Equations of Planes in 3D
General Form
The general equation of a plane is:
$$ ax + by + cz + d = 0 $$
Normal Form
If the normal to the plane makes angles $\alpha$, $\beta$, and $\gamma$ with the x, y, and z axes, and the perpendicular distance from the origin to the plane is $p$, then the equation is:
$$ x \cos \alpha + y \cos \beta + z \cos \gamma = p $$
Intercept Form
If a plane intercepts the x, y, and z axes at $a$, $b$, and $c$ respectively, its equation is:
$$ \frac{x}{a} + \frac{y}{b} + \frac{z}{c} = 1 $$
TipFor quick identification of intercepts, set two variables to zero and solve for the third.
Angle Between Two Lines
If two lines have direction cosines $(l_1, m_1, n_1)$ and $(l_2, m_2, n_2)$, the cosine of the angle $\theta$ between them is given by:
$$ \cos \theta = l_1 l_2 + m_1 m_2 + n_1 n_2 $$
Angle Between a Line and a Plane
If a line with direction ratios $a, b, c$ makes an angle $\theta$ with a plane with normal vector $\mathbf{n} = (A, B, C)$, then:
$$ \sin \theta = \frac{|aA + bB + cC|}{\sqrt{A^2 + B^2 + C^2} \sqrt{a^2 + b^2 + c^2}} $$
Distance of a Point from a Plane
The perpendicular distance of a point $(x_1, y_1, z_1)$ from the plane $ax + by + cz + d = 0$ is:
$$ \frac{|ax_1 + by_1 + cz_1 + d|}{\sqrt{a^2 + b^2 + c^2}} $$
ExampleFind the distance of the point $(1, 2, 3)$ from the plane $2x + 3y + 6z + 4 = 0$.

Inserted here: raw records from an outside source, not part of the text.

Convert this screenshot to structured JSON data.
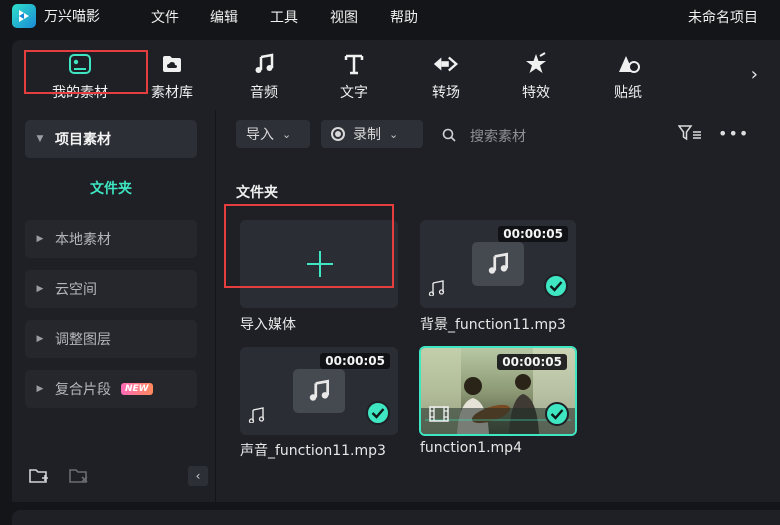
{
  "app": {
    "name": "万兴喵影",
    "project_title": "未命名项目"
  },
  "menu": [
    "文件",
    "编辑",
    "工具",
    "视图",
    "帮助"
  ],
  "toolbar": {
    "tabs": [
      {
        "label": "我的素材",
        "icon": "my-media-icon"
      },
      {
        "label": "素材库",
        "icon": "stock-cloud-icon"
      },
      {
        "label": "音频",
        "icon": "music-note-icon"
      },
      {
        "label": "文字",
        "icon": "text-t-icon"
      },
      {
        "label": "转场",
        "icon": "transition-icon"
      },
      {
        "label": "特效",
        "icon": "effects-star-icon"
      },
      {
        "label": "贴纸",
        "icon": "sticker-icon"
      }
    ],
    "active_tab": "我的素材",
    "more": "›"
  },
  "sidebar": {
    "items": [
      {
        "label": "项目素材",
        "expanded": true
      },
      {
        "label": "文件夹"
      },
      {
        "label": "本地素材"
      },
      {
        "label": "云空间"
      },
      {
        "label": "调整图层"
      },
      {
        "label": "复合片段",
        "badge": "NEW"
      }
    ],
    "collapse": "‹"
  },
  "main": {
    "import_dropdown": "导入",
    "record_dropdown": "录制",
    "search_placeholder": "搜索素材",
    "section_title": "文件夹",
    "media": [
      {
        "caption": "导入媒体",
        "kind": "import"
      },
      {
        "caption": "背景_function11.mp3",
        "kind": "audio",
        "duration": "00:00:05",
        "added": true
      },
      {
        "caption": "声音_function11.mp3",
        "kind": "audio",
        "duration": "00:00:05",
        "added": true
      },
      {
        "caption": "function1.mp4",
        "kind": "video",
        "duration": "00:00:05",
        "added": true,
        "selected": true
      }
    ]
  },
  "colors": {
    "accent": "#3ee6c2",
    "highlight_box": "#e43e3e",
    "panel": "#1e2026",
    "background": "#141518"
  }
}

$$ \text{Distance} = \frac{|2(1) + 3(2) + 6(3) + 4|}{\sqrt{2^2 + 3^2 + 6^2}} = \frac{|2 + 6 + 18 + 4|}{\sqrt{4 + 9 + 36}} = \frac{30}{7} = \frac{30}{7} $$
Conclusion
Understanding 3D Geometry is essential for solving complex problems in JEE Main Mathematics. By mastering the concepts of points, lines, and planes in three dimensions, students can approach these problems with confidence and precision. Practice regularly and make use of these study notes to reinforce your understanding.